By BRIAN HOWEY
From a political perspective, the decade-long “Mitch Daniels era” has been devastating for Indiana Democrats.
Gov. Daniels returned to the state from the White House in 2002 and with the help of Bob Grand, Jim Kittle Jr. and Randall Tobias, an engineered coup at the Indiana Republican Party began a political sequence that will reshape Indiana for at least the next decade.
While it was Justice Robert Rucker who cast a tipping vote in the Indiana Supreme Court calling for a redo in the 2003 East Chicago mayoral elections, the Republican assault on the Robert Pastrick Lake County Democratic machine continued in the Daniels era. Republican Secretary of State Todd Rokita conducted a culling of voter files that eliminated tens of thousands of cemetery voters in the biggest Democratic bastion in the state. Northern Indiana District Attorney Joseph Van Bokkelen was another key player, taking aim at the corruption within the Lake County Democratic core.
Daniels defeated Gov. Joe Kernan in 2004 after spending 15 months crisscrossing Indiana in RV1, visiting scores of Hoosier cities and towns. During his first full day in office, he ended collective bargaining that began what would be a systemic assault of organized labor.
In his book, “Keeping the Republic,” Daniels also took on unions such as AFSCME, SEIU and the National Education Association.
“My team saw the nakedness of government union power politics during my re-election year of 2008,” Daniels explained.
The SEIU had given his opponent, Jill Long Thompson, $850,000 in one check. This was the largest donation given to a political candidate in Indiana history, and the SEIU promised it would do “whatever it takes” to help the candidate win the general election, Daniels wrote.
“The UAW and AFSCME hung back for months, finally chipping in a fraction of what they had customarily given to Democratic gubernatorial candidates,” he said.
In 2009 — with General Motors and Chrysler teetering on the brink of bankruptcy and liquidation — Daniels backed efforts by Treasurer Richard Mourdock to derail the Chrysler/Fiat merger, and rhetorically was hostile to bailing out the American automakers. Daniels would say in North Manchester that the state wasn’t particularly interested in helping to save existing auto plants. From a political standpoint, the eviseration of the United Auto Workers, which had pumped tens of millions of dollars into Democratic gubernatorial campaigns for decades, was a historic opportunity.

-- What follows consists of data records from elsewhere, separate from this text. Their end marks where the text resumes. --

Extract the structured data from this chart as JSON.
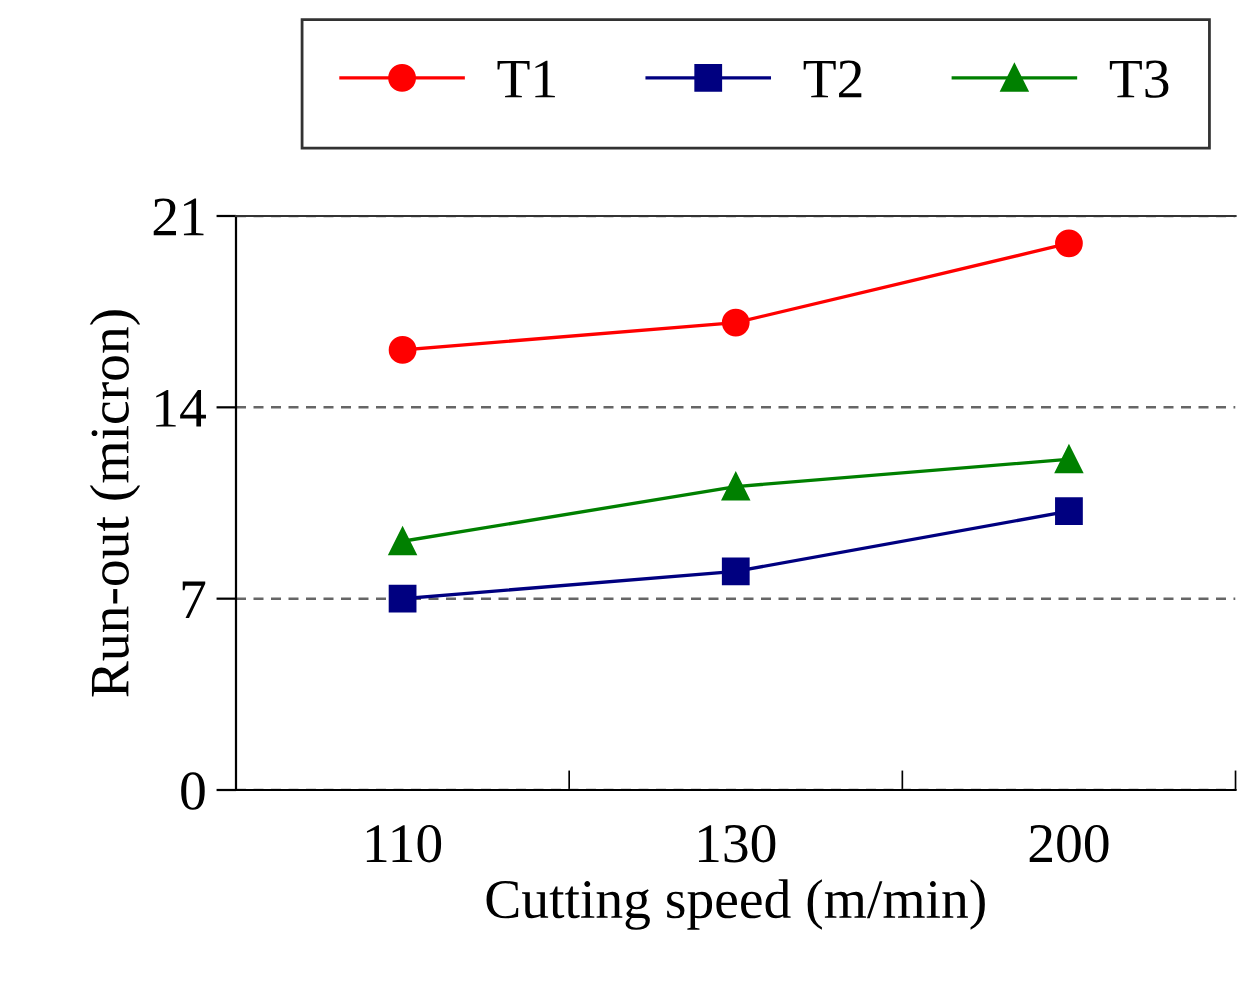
{
  "chart_data": {
    "type": "line",
    "xlabel": "Cutting speed (m/min)",
    "ylabel": "Run-out (micron)",
    "categories": [
      "110",
      "130",
      "200"
    ],
    "series": [
      {
        "name": "T1",
        "color": "#ff0000",
        "marker": "circle",
        "values": [
          16.1,
          17.1,
          20.0
        ]
      },
      {
        "name": "T2",
        "color": "#000080",
        "marker": "square",
        "values": [
          7.0,
          8.0,
          10.2
        ]
      },
      {
        "name": "T3",
        "color": "#008000",
        "marker": "triangle",
        "values": [
          9.1,
          11.1,
          12.1
        ]
      }
    ],
    "ylim": [
      0,
      21
    ],
    "yticks": [
      0,
      7,
      14,
      21
    ],
    "grid": "y",
    "legend": "top",
    "line_style": "solid"
  }
}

While the Obama presidency saved GM and Chrysler, the unions aren’t nearly as potent as they were during the Evan Bayh and Frank O’Bannon eras. There is no longer a UAW Region headquartered in Indiana. Unions gave only $2.6 million to the John Gregg gubernatorial campaign in 2012, according to Project Vote Smart, and only $298,500 to the Senate campaign of Joe Donnelly.
Then came the hammer: passage of the right-to-work legislation in early 2012. Asked last week if right to work had damaged the unions, Daniels said, “No, I’m not aware that it has. That’s not its intention.”
But many observers believe it has hurt unions and that was the intent.
The other key aspect comes with the 2010 election sequence in which Democrats saw U.S. Sen. Evan Bayh — the man who revived the party between 1986 and 1988 — retire. Bayh realized that his fate might have been similar to the defeat U.S. Sen. Dick Lugar suffered this year.
But the other part of 2010 was the erosion of support for Democrats in Southern Indiana, where they lost a number of so-called “legacy” Indiana House seats they had held for generations as Indiana Republicans obliterated a Democrat House majority into a commanding 60-40 edge for themselves.
Two years prior, while Daniels carved out a 58-40 percent re-election victory, he failed to carry a Republican House with him, one of the only times in the past century that a governor couldn’t pull a House majority in with him. His Aiming Higher PAC pumped in hundreds of thousands of dollars to help forge that 60-40 majority, which then paved the way for his sprawling education reforms in 2011 and, most importantly, the new legislative and Congressional maps.
That situation only worsened in 2012 when Republicans won 69 seats in the Indiana House. Today, Democrats hold only three of the 11 House districts that touch the Ohio River in what used to be their stronghold.
Democrats are largely compacted into two regions of the state: Marion County and the four-county Region that runs from Lake to St. Joseph County. Twenty-one of the 31 districts held by Democrats are in these areas. But the Democratic clout is eroding even there as Republicans Hal Slager and Rick Niemeyer won Lake County districts and Dale Devon won State Rep. Craig Fry’s district in St. Joseph County.
Republicans dominate the Congressional delegation 9-2 in the U.S. House, while winning a small majority of the total votes. Friendly maps will do that for you. Had Mourdock’s Senate campaign not imploded allowing Joe Donnelly to win, the situation could have been worse
For Hoosier Democrats, the critical question as Mitch Daniels exits to West Lafayette is, who’s the next Evan Bayh?